第3話-2

「確かに、おとぎ話みたいな話だな」

「実際には中央神殿のエリート聖女が結託けったくして、人々を癒やして回ったという話だと思うの。それを神殿が【神の恩寵おんちょう】の力をより神聖化させるため、わざと『一人の聖女が国を救った』という話にすり替えたんだと、わたしはずっと考えていたわ。でも……」


 チューリはかすかに眉を寄せる。


「ミーティア様を見ていると『一人の聖女が国を救った』というのも、あながち誇張ではない気がしてくるの。実際、ミーティア様はお一人で、しかもたった一日のうちに、三桁の人間を癒やしたことがあるのでしょう?」

「ああ」

「普通はそんなことはできないのよ。どんなに力を持つ聖女でも、十人も診れば目を回して倒れてしまう。だから街の全員を診ようと思ったら、せいぜい痛みを取りのぞくとか、これ以上化膿かのうしないようにするとか、その程度にしておかないと、こっちの身体がとても保たないの」


 地方にやってきてからのチューリは、まさにそうやって街の人々を診てきたのだろう。「それでさえ、全員を癒やし終わる頃には動けなくなるものよ」とつけ足した。
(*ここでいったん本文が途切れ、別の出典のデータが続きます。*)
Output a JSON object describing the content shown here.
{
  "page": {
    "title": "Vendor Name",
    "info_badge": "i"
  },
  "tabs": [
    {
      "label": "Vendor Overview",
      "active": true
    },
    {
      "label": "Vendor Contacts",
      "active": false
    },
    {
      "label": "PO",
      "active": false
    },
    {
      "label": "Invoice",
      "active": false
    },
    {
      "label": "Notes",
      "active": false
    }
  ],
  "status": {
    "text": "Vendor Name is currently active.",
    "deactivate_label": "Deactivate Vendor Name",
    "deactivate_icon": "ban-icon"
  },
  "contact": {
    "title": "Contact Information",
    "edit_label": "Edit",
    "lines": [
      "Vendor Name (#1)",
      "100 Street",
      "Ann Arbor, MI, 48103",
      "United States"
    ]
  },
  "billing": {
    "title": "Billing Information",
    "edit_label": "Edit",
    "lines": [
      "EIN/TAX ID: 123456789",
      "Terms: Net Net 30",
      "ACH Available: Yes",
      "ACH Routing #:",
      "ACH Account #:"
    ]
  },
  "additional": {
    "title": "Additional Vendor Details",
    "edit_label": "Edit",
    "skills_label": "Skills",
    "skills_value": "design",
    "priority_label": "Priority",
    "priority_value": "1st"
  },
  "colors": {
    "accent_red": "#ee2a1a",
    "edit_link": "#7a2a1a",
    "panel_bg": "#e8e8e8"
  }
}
「だから、もしかしたらミーティア様は、二百年に一人の天才という以上に、救国のための特別な力を授かった存在なのかもしれないわ」

「救国の力、か……」

「でもそれはつまり、この神聖国が滅亡の危機にあるということと背中合わせだと思うの。そう考えれば、力の強い聖女の存在は喜ばしいことばかりではないわ」


 チューリは自らをいましめるように口元を引き締めた。


「救国の力って、最初から備わっているものなのか? 生まれたときから?」

「さぁ、そのあたりはわからないわ。聖女と一口に言ってもいろいろなの。赤ん坊の頃から不思議な力があって、親が神殿に問いあわせたことで【神の恩寵】持ちだとわかることもあれば、ずっとなにもなかったのにいきなり力が開花する場合もある。わたしは後者だったわ。十歳の頃のことだった」


 チューリの場合、世話していた猫がカラスに襲われ怪我をしてしまったのを、なんとかしたい一心で、聖女を真似て『治れ』と念じたのだという。そしたら本当に治ってしまって、仰天した両親に連れられ神殿を訪ねたのだそうだ。


「そこからは聖女としての修行の日々だったわ。同じように突然力が開花する子たちは、だいたい十歳くらいで神殿にやってくるわね」

「ミーティアが神殿で修行をはじめたのも、確か八年前だと言っていたな」


 今のミーティアは十代の後半だ。八年前というなら、当時は十歳かそこいらの年齢だったことだろう。


(それに、ミーティアがうなされていた夢も気になる……)


 これまではうなされながら『わかっているから』などと言っていた彼女だが、今回はうなされるという域を超えて、はっきり苦しんでいた。やめて、怖いとわめき、揺さぶってもすぐには起きなかったのだ。


 これまでも騎士として、痛みや苦しみでわめく同僚や民を多く見てきたリオネルだが、その彼でさえ少々きもが冷えたほど、ひどい苦しみ方だった。


(ミーティアが見る悪夢も、彼女が持つ多大な力に関係しているのか……?)


 口元に手をやって考えはじめたときだ。


「ほほほ~い! ここにいるかい、隊長さん?」


 陽気な声とともに扉がバンッと開いて、リオネルの半分くらいの身長しかない老人が入ってきた。


「あ、えーと、こちらの神殿長の……?」

「ロードバン様よ」


 リオネルの「誰だっけ?」という視線での疑問に、チューリがすぐに答えた。


「ロードバン殿、こんなに遅くにどうされた? ……っていうか、魔物から出てきたあの妙な玉、あんたが持っていったんだっけか?」


 リオネルがジト目で尋ねると、ロードバンは「まさに今ここに」と言って、ふところから玉を取り出した。


 昼間倒した巨大魔物の喉から飛び出したものだ。これが身体から離れた途端に魔物は通常の大きさに戻ったから、絶対になにか仕掛けがあるのだろうと思って持ってきたのだ。


 そして、街を追い出され、この地方第四神殿にぜえはあ言いながらたどり着き、事情を説明したら、なんとこの神殿長は玉をかすめ取って、図書室へもってしまったのである。


『ロードバン様は中央にいた頃から研究が生きがいの方なのよ。あの玉についてもなにかわかるかもしれないわ』


 とチューリが取りなしたのでひとまず預けていたが、どうやら返す気になったらしい。彼は「もういらないから」と玉をあっさりリオネルに渡した。